LEWISTON — Vince “Coach” Singleton was a beautifully generous mountain of a man who could light up a room just by entering it. He couldn’t help it. Facebook exploded with an outpouring of grief and uniquely wonderful memories when his passing was announced. He left his corner of the world a little dimmer Thursday morning, Jan. 4, when he died. Brain cancer had been discovered Oct. 30, 10 days after his 66th birthday.
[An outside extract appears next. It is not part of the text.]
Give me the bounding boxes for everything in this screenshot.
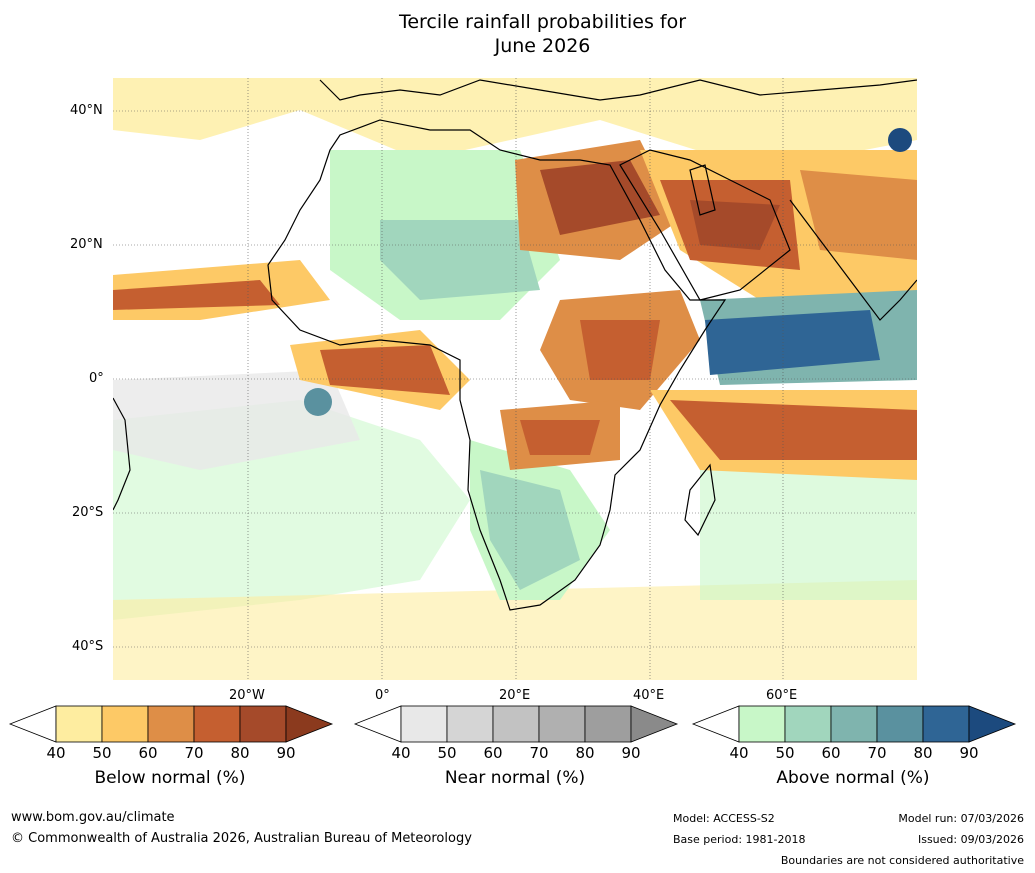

Vincent Lapaul Singleton was born Oct. 20, 1951, in Washington, D.C., the second of nine children born to Mavis L. and Theodore R. Singleton. Football was his passion in high school and college, and a football scholarship funded his college education. He was the first in his family to earn a college degree, a bachelor’s in sociology and criminal justice.
After his graduation from Missouri Western State University in 1973 and after additional training in culinary arts at Leavenworth Federal Penitentiary, Vince spent 13 years managing food services. He won awards for his culinary skills when planning major holiday events and was also respected for his empathy and compassion by the inmates.
Seeking a more peaceful life, he came to Maine in 1985 with a construction company as their painter for a contract at Brunswick Naval Air Station. (His father had trained him as a young man to assist him in his painting company.) He applied for and was granted the major painting contract for military housing at BNAS after the initial company moved on to another state.
In 1989, he met his wife, Catherine. They both told people “it was a God thing” and many marveled at the magic of them together. They celebrated their 28th wedding anniversary on Oct. 21, nine days before his brain tumor was discovered.
During this time, Vince founded the semi-pro football team, the Maine Warriors, and was their head coach. They competitively played teams in Massachusetts, Rhode Island, and New Hampshire, as part of the Eastern Football League. “Coach,” as he became known on and off the field, was referred to on TV and in the Sun Journal as “The Man with the Gold Teeth and Iron Voice!”
His meeting before the Lewiston City Council to request permission to use the Lewiston Athletic Field for home games was recognized this past year in “25 Years Ago Today” as the most important of their stories for that day. He was also inducted into the NCAA Football Hall of Fame last year as a result of his football power and his team at Oklahoma A&M winning the national title after an unbeaten season.
When BNAS closed and his painting contract ended, Vince applied to work as a substitute teacher for the Portland School Department and was soon hired full time to assist in the special education program at King Middle School. He loved his students and they, in turn, loved him for what one former student described as his “compassionate and energetic way of ‘coaching’ them to succeed.” Another student posted on Facebook, “I can’t believe it has been 20 years but I wanted him to know that he was the best teacher I ever had!” The students of King Middle School dedicated their yearbook to him!
Vince returned to college at the University of Maine at Augusta to earn a second degree in musical performance with bass guitar, both acoustic upright and electric, as his instrument. Former professors, fellow students and fellow musicians are crowding Facebook with memories of their time playing with him and the impact he has had on their lives. When “Coach” Vince played, he would close his eyes and let the music flow through his fingers. When that happened, he and those listening were transported to an exciting other zone!
He taught bass to a number of private students whose parents had contacted him to not only teach the instrument but also “shine his light” to coach them into a more positive direction for their lives. One of his students, of whom he was very proud, won a high school competition for “Best Bass Player in Maine,” along with a scholarship to a prestigious music college in California. “Coach” Vince taught him not only to just play the notes but also to feel and live the music by making his instrument speak!
His final job before he retired was the weekend cook at Tambrands in Auburn. It was said by many that he was “the closest thing to gourmet they would ever experience!” Workers would even change their shifts and volunteer to work weekends to eat his food, or would come in on their days off to bring his food home to their families.
Vince is survived by his wife, Catherine; daughters, Jessica Theriault, and husband, Ed, Amanda Fox, and husband, Rick; sons, Gary Singleton, Kyle Singleton, and Michael Singleton, and fiancee, Datona; granddaughters, Morgan, Mercedes, Tessa, Courtney and Zendaya; grandsons, Hunter, Sire and Micaiah; great-grandsons, Casamir and Whyllo; great-granddaughters, Oryna and Ariah; brothers, Theodore Jr., Kenneth, Wayne, Dwight and Edward; sisters, Avundia and Marilyn; and several nieces and nephews.
He was predeceased by his parents; and sister, Vonida.
Catherine wishes to thank the hospice team of Androscoggin Home Care & Hospice and the nursing staff of M1 at CMMC for their care and support.